Leukocytosis in solid tumor patients could be caused by various factors such as infections, bone marrow metastasis, and administration of corticosteroids.4,5 In the present case, it seems that leukocytosis was induced by EMP as leukocytosis was repeatedly observed after each administration of EMP without any sign of infection. A possible explanation for the leukocytosis observed might be as follows: EMP acts on normal cells involved in the hematopoiesis and/or prostate cancer cells themselves,6 and induces the production of hematopoiesis-associated colony-stimulating factors (CSFs), resulting in the leukocytosis. Furthermore, it was shown that estron and 17-beta-estradiol induce granulocytic differentiation in experimental studies.7,8 These studies support the possibility that major metabolites of EMP such as estron and 17-beta-estradiol might play an important role in the leukocytosis induced by EMP.

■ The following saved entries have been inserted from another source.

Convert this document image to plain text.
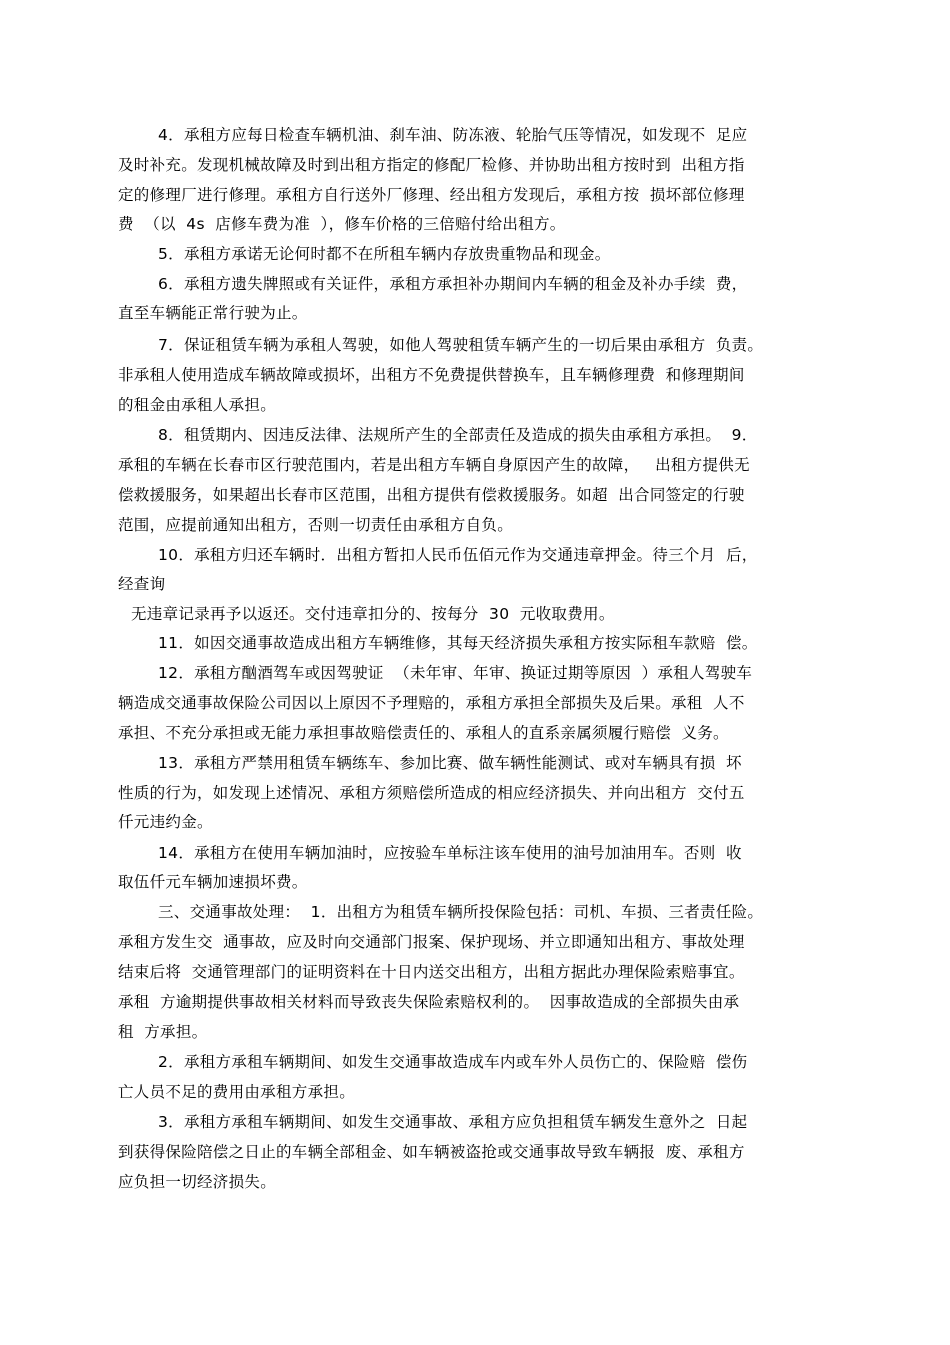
4．承租方应每日检查车辆机油、刹车油、防冻液、轮胎气压等情况，如发现不  足应
及时补充。发现机械故障及时到出租方指定的修配厂检修、并协助出租方按时到  出租方指
定的修理厂进行修理。承租方自行送外厂修理、经出租方发现后，承租方按  损坏部位修理
费  （以  4s  店修车费为准  ），修车价格的三倍赔付给出租方。
5．承租方承诺无论何时都不在所租车辆内存放贵重物品和现金。
6．承租方遗失牌照或有关证件，承租方承担补办期间内车辆的租金及补办手续  费，
直至车辆能正常行驶为止。
7．保证租赁车辆为承租人驾驶，如他人驾驶租赁车辆产生的一切后果由承租方  负责。
非承租人使用造成车辆故障或损坏，出租方不免费提供替换车，且车辆修理费  和修理期间
的租金由承租人承担。
8．租赁期内、因违反法律、法规所产生的全部责任及造成的损失由承租方承担。  9．
承租的车辆在长春市区行驶范围内，若是出租方车辆自身原因产生的故障，   出租方提供无
偿救援服务，如果超出长春市区范围，出租方提供有偿救援服务。如超  出合同签定的行驶
范围，应提前通知出租方，否则一切责任由承租方自负。
10．承租方归还车辆时．出租方暂扣人民币伍佰元作为交通违章押金。待三个月  后，
经查询
无违章记录再予以返还。交付违章扣分的、按每分  30  元收取费用。
11．如因交通事故造成出租方车辆维修，其每天经济损失承租方按实际租车款赔  偿。
12．承租方酗酒驾车或因驾驶证  （未年审、年审、换证过期等原因  ）承租人驾驶车
辆造成交通事故保险公司因以上原因不予理赔的，承租方承担全部损失及后果。承租  人不
承担、不充分承担或无能力承担事故赔偿责任的、承租人的直系亲属须履行赔偿  义务。
13．承租方严禁用租赁车辆练车、参加比赛、做车辆性能测试、或对车辆具有损  坏
性质的行为，如发现上述情况、承租方须赔偿所造成的相应经济损失、并向出租方  交付五
仟元违约金。
14．承租方在使用车辆加油时，应按验车单标注该车使用的油号加油用车。否则  收
取伍仟元车辆加速损坏费。
三、交通事故处理：  1．出租方为租赁车辆所投保险包括：司机、车损、三者责任险。
承租方发生交  通事故，应及时向交通部门报案、保护现场、并立即通知出租方、事故处理
结束后将  交通管理部门的证明资料在十日内送交出租方，出租方据此办理保险索赔事宜。
承租  方逾期提供事故相关材料而导致丧失保险索赔权利的。  因事故造成的全部损失由承
租  方承担。
2．承租方承租车辆期间、如发生交通事故造成车内或车外人员伤亡的、保险赔  偿伤
亡人员不足的费用由承租方承担。
3．承租方承租车辆期间、如发生交通事故、承租方应负担租赁车辆发生意外之  日起
到获得保险陪偿之日止的车辆全部租金、如车辆被盗抢或交通事故导致车辆报  废、承租方
应负担一切经济损失。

DTX-based chemotherapy is the standard therapy against HRPC based on the clinical trials of TAX 327.3 and SWOG 99-16.9 published in 2004. In the SWOG 99-16 study, median survival time was longer in patients treated with DTX and EMP compared with those with mitoxantrone alone.9 However, whether EMP is necessary in combination with DTX is controversial. Considering leukopenia is the dose-limiting toxicity of DTX, the present finding of EMP-induced leukocytosis in an HRPC patient might imply an additional role of EMP in the chemotherapy with DTX against HRPC. Namely, EMP might have a myeloprotective effect in the chemotherapy with DTX as the third effect in addition to its cytotoxic and hormone effects. This implication is supported by the metaanalysis of patients with castration-refractory prostate cancer.10 This study showed that the addition of EMP to chemotherapy regimens decreases the risk of chemotherapy-related neutropenia compared with chemotherapy without EMP.

In conclusion, the present case suggests that EMP could modulate leukocyte differentiation in HRPC patients. However, further studies are required to examine the frequency and extent of leukocytosis in response to EMP in HRPC patients, to elucidate the mechanisms underlying the leukocytosis in response to EMP, and to clarify whether EMP has a myeloprotective effect in the DTX-based chemotherapy.

Footnotes

Disclosure

The author reports no conflicts of interest relevant to this work.